Pros Really Are Better
Trust me, I know there is something fun about cutting a trailer for your own film. And you may be a really great narrative editor.
Or, you may have gotten a deal from your feature editor to also edit the trailer, but I urge you to make these decisions very carefully.
Trailers are extremely different than films. Obviously, the timing is different, as trailers are meant to hint at the story, show the interesting action, and draw the viewer in emotionally - all in about 2 minutes. But the goals and techniques for editing trailers are different as well.
The way I look at it is this (prepare for wildly absurd comparison). If you hired someone to paint your house, would you assume that the same person could masterfully render a painting of your grandmother for her birthday? I wouldn't. They are two entirely different skills. And while yes, it's possible that you could find a house painter with the skills and knowledge to paint a great portrait, you'd be foolish to assume that your house painter is one of these talented marvels.
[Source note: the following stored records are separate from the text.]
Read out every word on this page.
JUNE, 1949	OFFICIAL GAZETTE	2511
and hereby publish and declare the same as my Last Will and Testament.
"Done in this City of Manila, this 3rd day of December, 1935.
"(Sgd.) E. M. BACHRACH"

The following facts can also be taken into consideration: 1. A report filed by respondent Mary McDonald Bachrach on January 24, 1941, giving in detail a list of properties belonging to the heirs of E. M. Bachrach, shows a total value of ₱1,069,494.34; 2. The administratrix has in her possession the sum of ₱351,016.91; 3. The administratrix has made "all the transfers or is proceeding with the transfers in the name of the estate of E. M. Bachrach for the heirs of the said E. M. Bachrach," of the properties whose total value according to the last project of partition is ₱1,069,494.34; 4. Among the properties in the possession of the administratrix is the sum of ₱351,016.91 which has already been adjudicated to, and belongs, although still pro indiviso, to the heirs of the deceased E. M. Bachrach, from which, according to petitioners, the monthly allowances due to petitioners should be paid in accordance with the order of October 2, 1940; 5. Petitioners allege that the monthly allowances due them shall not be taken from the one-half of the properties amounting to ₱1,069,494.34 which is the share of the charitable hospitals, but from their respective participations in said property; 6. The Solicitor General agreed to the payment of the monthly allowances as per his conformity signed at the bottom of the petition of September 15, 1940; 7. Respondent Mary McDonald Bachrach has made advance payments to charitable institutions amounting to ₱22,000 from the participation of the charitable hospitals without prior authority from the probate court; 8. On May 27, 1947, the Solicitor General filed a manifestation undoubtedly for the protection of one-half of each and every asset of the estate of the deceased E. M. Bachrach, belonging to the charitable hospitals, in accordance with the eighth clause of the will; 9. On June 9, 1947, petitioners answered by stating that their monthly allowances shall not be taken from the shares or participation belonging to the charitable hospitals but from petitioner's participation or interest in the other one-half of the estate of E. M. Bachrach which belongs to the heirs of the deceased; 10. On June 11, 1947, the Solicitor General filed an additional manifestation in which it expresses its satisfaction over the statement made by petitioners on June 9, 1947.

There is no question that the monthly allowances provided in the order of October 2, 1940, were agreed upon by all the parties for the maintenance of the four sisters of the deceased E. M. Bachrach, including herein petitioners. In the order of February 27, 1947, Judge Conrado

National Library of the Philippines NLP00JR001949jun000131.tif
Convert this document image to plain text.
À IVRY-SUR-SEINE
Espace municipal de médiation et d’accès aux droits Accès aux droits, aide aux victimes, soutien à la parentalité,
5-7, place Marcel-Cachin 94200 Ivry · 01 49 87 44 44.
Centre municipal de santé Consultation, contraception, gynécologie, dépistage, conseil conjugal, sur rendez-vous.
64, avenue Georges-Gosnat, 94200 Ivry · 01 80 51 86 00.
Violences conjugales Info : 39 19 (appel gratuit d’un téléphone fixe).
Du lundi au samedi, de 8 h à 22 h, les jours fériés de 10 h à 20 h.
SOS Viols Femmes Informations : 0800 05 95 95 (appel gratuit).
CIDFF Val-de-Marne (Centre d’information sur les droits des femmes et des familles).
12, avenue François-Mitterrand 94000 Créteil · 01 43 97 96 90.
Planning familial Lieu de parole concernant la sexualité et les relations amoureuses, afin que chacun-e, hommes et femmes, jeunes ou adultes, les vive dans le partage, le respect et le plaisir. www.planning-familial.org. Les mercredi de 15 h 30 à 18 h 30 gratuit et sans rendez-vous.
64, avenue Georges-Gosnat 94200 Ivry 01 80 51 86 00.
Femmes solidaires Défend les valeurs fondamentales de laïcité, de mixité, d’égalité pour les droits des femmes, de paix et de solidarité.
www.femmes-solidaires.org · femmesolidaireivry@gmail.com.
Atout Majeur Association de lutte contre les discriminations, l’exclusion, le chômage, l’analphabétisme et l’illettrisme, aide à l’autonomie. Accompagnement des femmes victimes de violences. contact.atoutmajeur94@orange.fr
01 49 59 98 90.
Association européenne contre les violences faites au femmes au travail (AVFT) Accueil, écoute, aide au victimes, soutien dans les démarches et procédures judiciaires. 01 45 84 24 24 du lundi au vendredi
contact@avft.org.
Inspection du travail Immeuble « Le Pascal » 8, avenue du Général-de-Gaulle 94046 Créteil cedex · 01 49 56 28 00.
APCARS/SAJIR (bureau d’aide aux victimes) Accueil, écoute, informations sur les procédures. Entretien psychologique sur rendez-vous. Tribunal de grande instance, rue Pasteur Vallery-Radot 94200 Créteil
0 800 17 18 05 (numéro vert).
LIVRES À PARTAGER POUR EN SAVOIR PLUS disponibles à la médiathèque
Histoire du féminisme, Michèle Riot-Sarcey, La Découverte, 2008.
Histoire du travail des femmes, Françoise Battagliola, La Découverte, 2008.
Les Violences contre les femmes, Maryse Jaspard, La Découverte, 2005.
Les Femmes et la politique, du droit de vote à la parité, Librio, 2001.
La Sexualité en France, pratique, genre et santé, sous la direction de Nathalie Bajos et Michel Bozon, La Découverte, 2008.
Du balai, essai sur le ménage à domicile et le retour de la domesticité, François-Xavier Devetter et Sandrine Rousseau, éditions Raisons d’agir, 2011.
So, in the same way, be prepared to go to an entirely different editor for your trailer.
The same goes for key art. Just because your friend made a pretty cool poster for your cousin's band doesn't mean he knows how to make a great film poster.
Also, if you haven't noticed, many movie posters utilize images taken by a professional photographer - not stills from the film itself.
This brings up the next point - hiring a set photographer. This is something almost ALWAYS overlooked by indie producers.
Still images is one of the requirements in every deliverables list I have ever seen. I can't tell you the number of times a filmmaker gave me a blank stare as I asked him for 50-100 still images. Of course, the cheat is to just pull high-ish resolution screen grabs from the film itself, but this is less than ideal.
At the time, the highest resolution you could really pull from a finished film was 1920x1080. Now, of course you could pull 4K stills, but even that is not terribly high resolution compared to a professional still camera's resolution.
These high resolution stills come into play for the key art, posters, billboard ads, websites, and any other marketing materials where it requires the extra resolution either for the size of the end product (billboard) or the quality of a composite.
Set the money aside before you enter into production, and hire a team of professionals to make your marketing materials. THEN, you can show up to your meetings like a baller knowing you have some killer stuff you are excited to share with them.